With a clearly defined problem to solve, backing from NUS and a common vision to do something entrepreneurial, Kang Wei alongside his founding team of 5, conceptualised ReSieve towards the end of their NOC programme in 2019 and received a S$10,000 grant. This significant milestone gave them much needed validation to continue developing ReSieve and they went on to participate and win multiple hackathons over the next year before realising this was something they wanted to take to the next level. As they continued to sharpen the saw and develop ReSieve, the stars truly aligned when Kang Wei and his team secured the Enterprise Singapore Startup SG Founder (ESG SSGF) grant shortly after incorporating ReSieve as a business in November 2020.
At its core, ReSieve aims to empower the next generation of innovation. This ties in with the common pain point faced by Kang Wei and his peers and much of the startup community — despite research and development being an integral part of innovation, there lacks a clear pathway to conduct research studies or communicate with potential customers in order to validate one’s idea.
“R&D requires a really robust research strategy, a lot of market validation and an easy channel to speak to potential customers. And speed is important, right? If you don’t have that, it can kill you. I have been in some startups that took a really long time to get their feet off the ground because of the lack of these kinds of tools (that allowed for efficient market validation and R&D).”
To empower the future innovative solutions, ReSieve thus aims to be a platform that provides an easy way for market research so that entrepreneurs can validate their ideas and further their innovation.

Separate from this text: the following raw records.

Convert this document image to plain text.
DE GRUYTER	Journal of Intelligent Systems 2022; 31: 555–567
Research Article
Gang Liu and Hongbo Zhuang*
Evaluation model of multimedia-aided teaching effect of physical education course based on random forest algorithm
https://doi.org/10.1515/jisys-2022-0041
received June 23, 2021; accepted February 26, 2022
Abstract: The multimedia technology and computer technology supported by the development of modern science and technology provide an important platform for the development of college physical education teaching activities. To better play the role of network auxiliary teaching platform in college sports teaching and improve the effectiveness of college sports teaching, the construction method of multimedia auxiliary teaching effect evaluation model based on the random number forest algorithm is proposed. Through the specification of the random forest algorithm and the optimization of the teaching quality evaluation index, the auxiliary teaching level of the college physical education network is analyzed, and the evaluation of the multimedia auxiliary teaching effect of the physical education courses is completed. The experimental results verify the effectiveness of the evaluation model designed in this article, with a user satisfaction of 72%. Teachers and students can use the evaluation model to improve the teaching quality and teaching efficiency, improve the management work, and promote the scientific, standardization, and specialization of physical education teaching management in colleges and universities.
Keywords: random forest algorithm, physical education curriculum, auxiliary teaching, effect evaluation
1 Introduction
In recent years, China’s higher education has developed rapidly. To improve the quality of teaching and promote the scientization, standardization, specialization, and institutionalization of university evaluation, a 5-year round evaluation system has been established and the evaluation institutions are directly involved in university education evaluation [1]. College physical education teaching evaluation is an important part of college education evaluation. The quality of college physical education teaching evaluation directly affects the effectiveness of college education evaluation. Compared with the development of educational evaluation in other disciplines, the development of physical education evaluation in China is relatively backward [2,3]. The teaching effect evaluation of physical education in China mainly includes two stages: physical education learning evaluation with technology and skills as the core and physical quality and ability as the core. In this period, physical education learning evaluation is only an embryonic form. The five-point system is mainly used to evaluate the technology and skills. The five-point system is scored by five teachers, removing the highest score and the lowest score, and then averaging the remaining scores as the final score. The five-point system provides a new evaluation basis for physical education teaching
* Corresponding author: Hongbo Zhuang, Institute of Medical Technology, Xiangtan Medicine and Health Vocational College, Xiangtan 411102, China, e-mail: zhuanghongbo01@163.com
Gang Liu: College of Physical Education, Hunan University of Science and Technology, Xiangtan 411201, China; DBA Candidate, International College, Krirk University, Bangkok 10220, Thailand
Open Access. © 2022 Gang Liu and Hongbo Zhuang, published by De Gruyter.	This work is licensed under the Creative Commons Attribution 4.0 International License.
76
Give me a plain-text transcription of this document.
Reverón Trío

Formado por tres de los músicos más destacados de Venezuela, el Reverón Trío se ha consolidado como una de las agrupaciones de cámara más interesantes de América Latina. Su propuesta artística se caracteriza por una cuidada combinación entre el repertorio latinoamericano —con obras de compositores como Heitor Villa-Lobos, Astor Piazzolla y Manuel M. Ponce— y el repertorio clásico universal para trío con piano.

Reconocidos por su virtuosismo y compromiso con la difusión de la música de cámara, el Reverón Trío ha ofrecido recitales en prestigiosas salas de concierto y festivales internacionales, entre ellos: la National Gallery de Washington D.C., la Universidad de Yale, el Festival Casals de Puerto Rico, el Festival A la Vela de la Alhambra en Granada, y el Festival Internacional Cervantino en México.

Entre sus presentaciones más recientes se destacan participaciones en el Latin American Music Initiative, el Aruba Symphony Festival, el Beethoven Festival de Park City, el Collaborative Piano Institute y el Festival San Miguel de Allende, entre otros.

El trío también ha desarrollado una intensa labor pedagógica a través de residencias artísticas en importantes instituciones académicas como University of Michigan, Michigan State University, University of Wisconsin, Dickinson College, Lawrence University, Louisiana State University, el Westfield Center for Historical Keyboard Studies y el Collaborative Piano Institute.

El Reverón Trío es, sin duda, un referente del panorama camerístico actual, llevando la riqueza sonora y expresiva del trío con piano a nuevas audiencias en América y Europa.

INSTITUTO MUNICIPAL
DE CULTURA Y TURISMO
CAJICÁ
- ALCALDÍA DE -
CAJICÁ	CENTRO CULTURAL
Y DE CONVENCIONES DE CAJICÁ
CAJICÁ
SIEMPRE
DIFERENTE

With solutions that specifically target key members of the research industry, namely participants and researchers, ReSieve employs a three-step process for each of their solutions.
Participants:
Researcher:
As cliche as it is, building a start-up is never easy and Covid-19 has only exacerbated the difficulty of this task for Kang Wei and his team. As Covid-19 ensued, many companies had to pause their market research efforts. This made securing researchers a tall order for ReSieve as it became increasingly difficult to source for people who are still engaging in research projects. On the flip side of the same coin, securing participants was a slightly easier task, Kang Wei explains.
Previously we were focused more on face to face, interactive kind of research but now we have to do a slight pivot to online research projects… Because of Covid, a lot of participants want flexible ways to earn money (since) they don’t get internships or jobs. So that side of our marketplace was easier to secure.

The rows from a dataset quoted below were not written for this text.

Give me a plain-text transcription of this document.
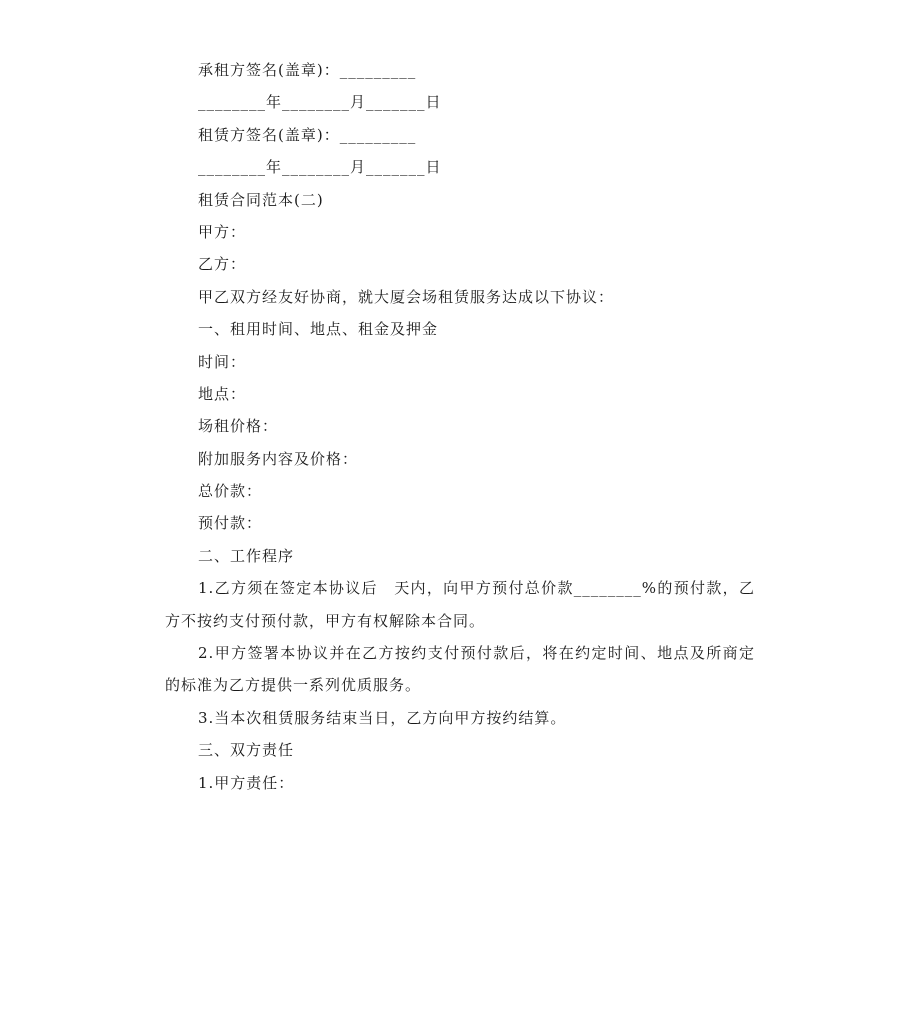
承租方签名(盖章)：_________

________年________月_______日

租赁方签名(盖章)：_________

________年________月_______日

租赁合同范本(二)

甲方：

乙方：

甲乙双方经友好协商，就大厦会场租赁服务达成以下协议：

一、租用时间、地点、租金及押金

时间：

地点：

场租价格：

附加服务内容及价格：

总价款：

预付款：

二、工作程序

1.乙方须在签定本协议后　天内，向甲方预付总价款________%的预付款，乙方不按约支付预付款，甲方有权解除本合同。

2.甲方签署本协议并在乙方按约支付预付款后，将在约定时间、地点及所商定的标准为乙方提供一系列优质服务。

3.当本次租赁服务结束当日，乙方向甲方按约结算。

三、双方责任

1.甲方责任：
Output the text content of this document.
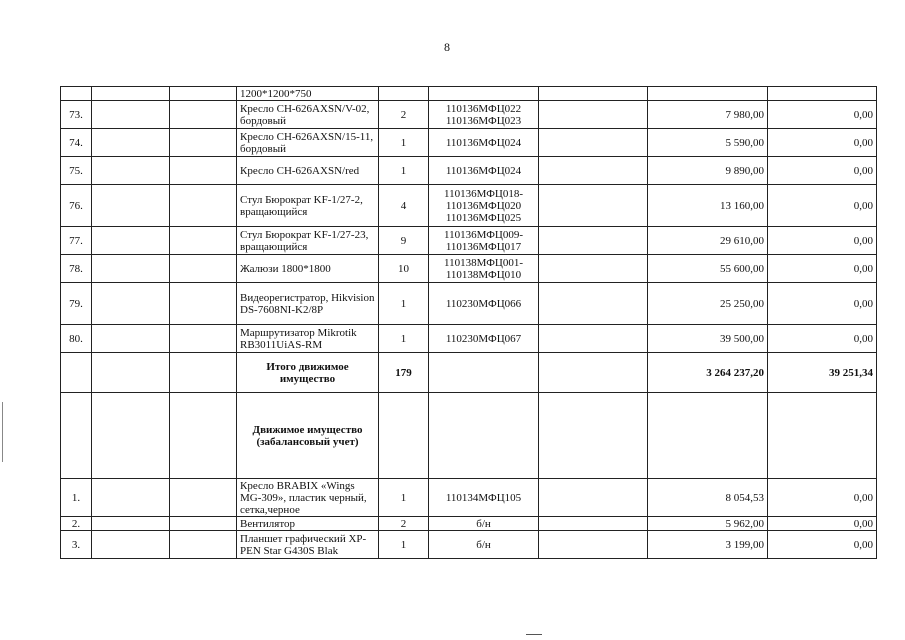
8
			1200*1200*750					
73.			Кресло CH-626AXSN/V-02, бордовый	2	110136МФЦ022
110136МФЦ023		7 980,00	0,00
74.			Кресло CH-626AXSN/15-11, бордовый	1	110136МФЦ024		5 590,00	0,00
75.			Кресло CH-626AXSN/red	1	110136МФЦ024		9 890,00	0,00
76.			Стул Бюрократ KF-1/27-2, вращающийся	4	110136МФЦ018-
110136МФЦ020
110136МФЦ025		13 160,00	0,00
77.			Стул Бюрократ KF-1/27-23, вращающийся	9	110136МФЦ009-
110136МФЦ017		29 610,00	0,00
78.			Жалюзи 1800*1800	10	110138МФЦ001-
110138МФЦ010		55 600,00	0,00
79.			Видеорегистратор, Hikvision DS-7608NI-K2/8P	1	110230МФЦ066		25 250,00	0,00
80.			Маршрутизатор Mikrotik RB3011UiAS-RM	1	110230МФЦ067		39 500,00	0,00
			Итого движимое имущество	179			3 264 237,20	39 251,34
			Движимое имущество (забалансовый учет)					
1.			Кресло BRABIX «Wings MG-309», пластик черный, сетка,черное	1	110134МФЦ105		8 054,53	0,00
2.			Вентилятор	2	б/н		5 962,00	0,00
3.			Планшет графический XP-PEN Star G430S Blak	1	б/н		3 199,00	0,00
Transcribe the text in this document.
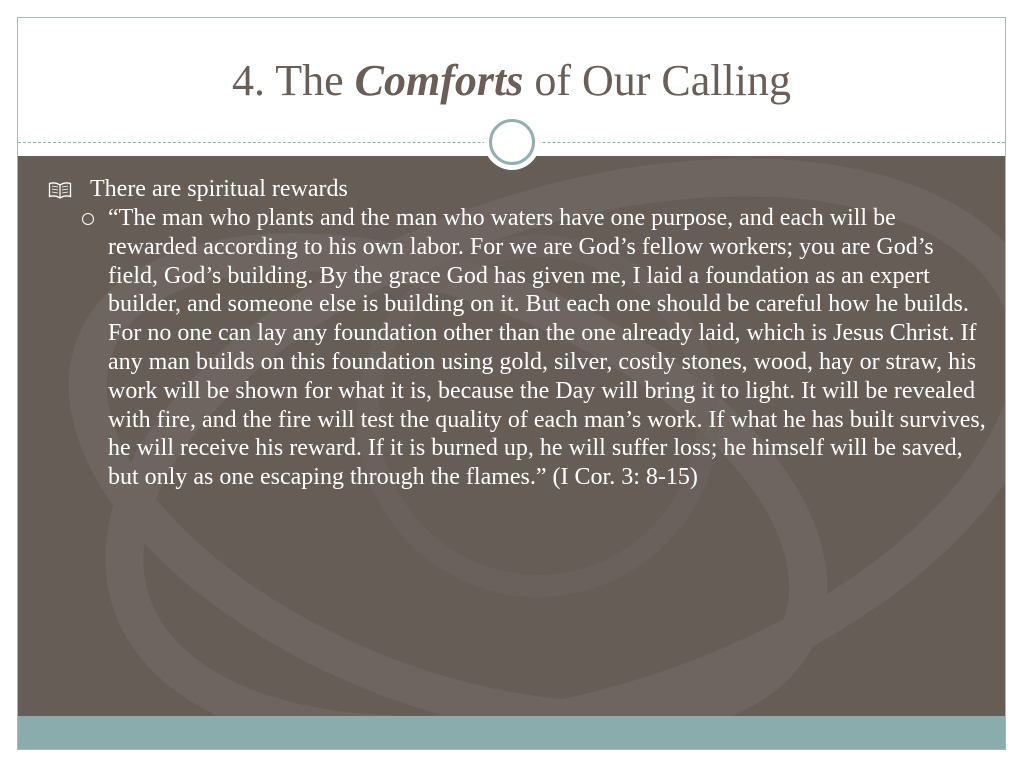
4. The Comforts of Our Calling
There are spiritual rewards
“The man who plants and the man who waters have one purpose, and each will be rewarded according to his own labor. For we are God’s fellow workers; you are God’s field, God’s building. By the grace God has given me, I laid a foundation as an expert builder, and someone else is building on it. But each one should be careful how he builds. For no one can lay any foundation other than the one already laid, which is Jesus Christ. If any man builds on this foundation using gold, silver, costly stones, wood, hay or straw, his work will be shown for what it is, because the Day will bring it to light. It will be revealed with fire, and the fire will test the quality of each man’s work. If what he has built survives, he will receive his reward. If it is burned up, he will suffer loss; he himself will be saved, but only as one escaping through the flames.” (I Cor. 3: 8-15)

Despite ReSieve’s infancy, they are putting up a good fight in the face of a formidable foe, Covid-19, by pivoting, accommodating to new formats and aggressively reaching out to clients. Kang Wei notes that since ReSieve was founded during the onset of the pandemic, the company has never experienced operating in a time when Covid-19 did not exist and has high hopes on the prospects of securing more researchers and participants alike.
Because ReSieve was founded during Covid-19, we had to learn to live with it either way. We do know that there would likely be more studies during a period without Covid, but we can’t just keep banking on Covid to end and things to go back to normal before starting, we have to adapt.
Currently, ReSieve’s founding team of five has their individual full-time commitments. With a competent and tight knit team, the hardship that came from juggling between scaling a start-up and fulfilling 9-5 duties were alleviated.
While every start-up’s journey might not have been rainbows and sunshines, their dreams of running a successful start-up and exploring new ventures remains strong till this day.